Middle Davis is an excellent cyclocross workout to build the muscular endurance needed to push more watts for longer durations—especially for when you need to accelerate, surge, or make a pass. These Sweet Spot intervals begin with a “hard start” at 150% of FTP before settling in ten minutes at 89%. 

This graph shows Colosseum -4. It's a low-intensity endurance workout.

Not every workout has to be an intense one. If you’re racing an entire cyclocross series, less intense, endurance workouts can serve as one way to get in some work, without overloading your ability to recover.

Cyclocross Skills and Drills

Aside from the fitness demands, cyclocross is uniquely known for a wide variety of course obstacles. These can include barriers, sandpits, stairs, or run-ups, with most requiring you to dismount and run. For beginners, the most important skill to develop is a smooth dismount and remount. 

If this skill is new, it can be helpful to practice the dismount and remount separately, then once you have the technique, put them together. Practicing dismounts can be a simple as finding an open field of grass (or another soft surface). Spending time on this crucial skill will help you get around the course faster. There are plenty of ways to dismount, below are some tips to help get you started.

Cyclocross Dismount Tips

  1. Make sure the pedal tension isn’t set too high. It may help to loosen it some, to help to clip out and back in. 
  2. With enough speed to balance and your hands on the hoods, unclip your right foot and swing your leg around the back of the bike.
  3. Keep the frame close to your hip and place your right hand on the top tube. 
  4. Unweight your left foot by leaning on your right arm, then unclip. 
  5. Place your right foot on the ground first, then start striding with your left leg.
  6. Start slow. Once you have the technique down, you can gradually add more speed.
  7. For remounting, you want to think of it as a forward motion with your right leg guiding you back onto the saddle.

Equipment For Cyclocross

For many cyclocross series, race rules allow for a wide variety of bikes. So if you don’t have a dedicated ‘cross bike, don’t worry because you’re likely to see some gravel and mountain bikes at a local race. 
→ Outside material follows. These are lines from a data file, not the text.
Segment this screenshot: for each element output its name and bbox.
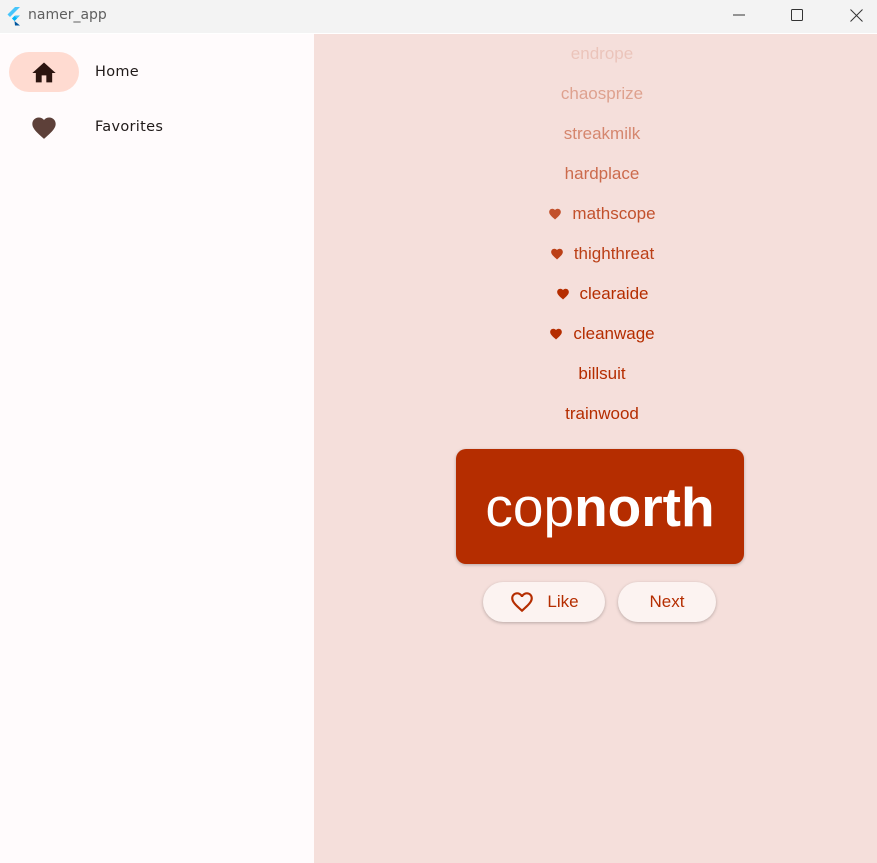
history-item[interactable]: thighthreat: [314, 244, 877, 266]
home-icon: [32, 62, 56, 83]
nav-item-home[interactable]: Home: [0, 50, 314, 98]
pair-first-word: cop: [485, 475, 575, 538]
flutter-logo-icon: [7, 7, 20, 26]
navigation-rail: Home Favorites: [0, 34, 314, 863]
maximize-icon: [791, 9, 803, 21]
close-button[interactable]: [827, 0, 877, 30]
history-word: trainwood: [565, 404, 639, 423]
maximize-button[interactable]: [768, 0, 826, 30]
nav-item-favorites[interactable]: Favorites: [0, 105, 314, 153]
generator-page: endrope chaosprize streakmilk hardplace …: [314, 34, 877, 863]
history-word: chaosprize: [560, 84, 644, 103]
history-item[interactable]: clearaide: [314, 284, 877, 306]
history-word: billsuit: [578, 364, 626, 383]
favorite-heart-icon: [550, 248, 563, 260]
history-word: thighthreat: [573, 244, 655, 263]
pair-second-word: north: [574, 475, 715, 538]
history-item[interactable]: hardplace: [314, 164, 877, 184]
history-word: cleanwage: [573, 324, 655, 343]
history-item[interactable]: cleanwage: [314, 324, 877, 346]
current-pair-card: cop north: [456, 449, 744, 564]
favorite-heart-icon: [550, 328, 563, 340]
close-icon: [849, 8, 863, 22]
history-word: endrope: [570, 44, 634, 63]
favorite-heart-icon: [549, 208, 562, 220]
app-window: namer_app Home Favorites endrope chaospr…: [0, 0, 877, 863]
history-item[interactable]: billsuit: [314, 364, 877, 384]
history-word: streakmilk: [563, 124, 641, 143]
minimize-button[interactable]: [710, 0, 768, 30]
like-button[interactable]: Like: [483, 582, 605, 622]
heart-outline-icon: [511, 592, 534, 613]
history-word: hardplace: [564, 164, 640, 183]
like-label: Like: [547, 592, 579, 611]
next-label: Next: [649, 592, 685, 611]
favorite-heart-icon: [556, 288, 569, 300]
next-button[interactable]: Next: [618, 582, 716, 622]
minimize-icon: [733, 14, 745, 16]
history-item[interactable]: streakmilk: [314, 124, 877, 144]
history-item[interactable]: chaosprize: [314, 84, 877, 104]
title-bar[interactable]: namer_app: [0, 0, 877, 33]
history-item[interactable]: trainwood: [314, 404, 877, 424]
history-word: mathscope: [572, 204, 656, 223]
history-word: clearaide: [579, 284, 649, 303]
history-item[interactable]: endrope: [314, 44, 877, 64]
window-title: namer_app: [28, 7, 107, 23]
nav-item-label: Home: [95, 64, 140, 80]
history-item[interactable]: mathscope: [314, 204, 877, 226]
nav-item-label: Favorites: [95, 119, 164, 135]
heart-icon: [32, 117, 56, 139]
However, there are plenty of benefits to riding a dedicated cyclocross bike for racing. When compared to a road bike, cyclocross-specific frames typically feature a shorter reach, steeper seat tube angle, and longer chainstays—all of which influence the handling and stability of the bike. Cross bikes also have increased clearance for wider tires. 

Whatever bike you choose, it’s a great idea to run tubeless tires. While tubular tires have traditionally been a mainstay of cyclocross equipment, tubeless tires offer many of the same benefits of running lower tire pressures for increased traction.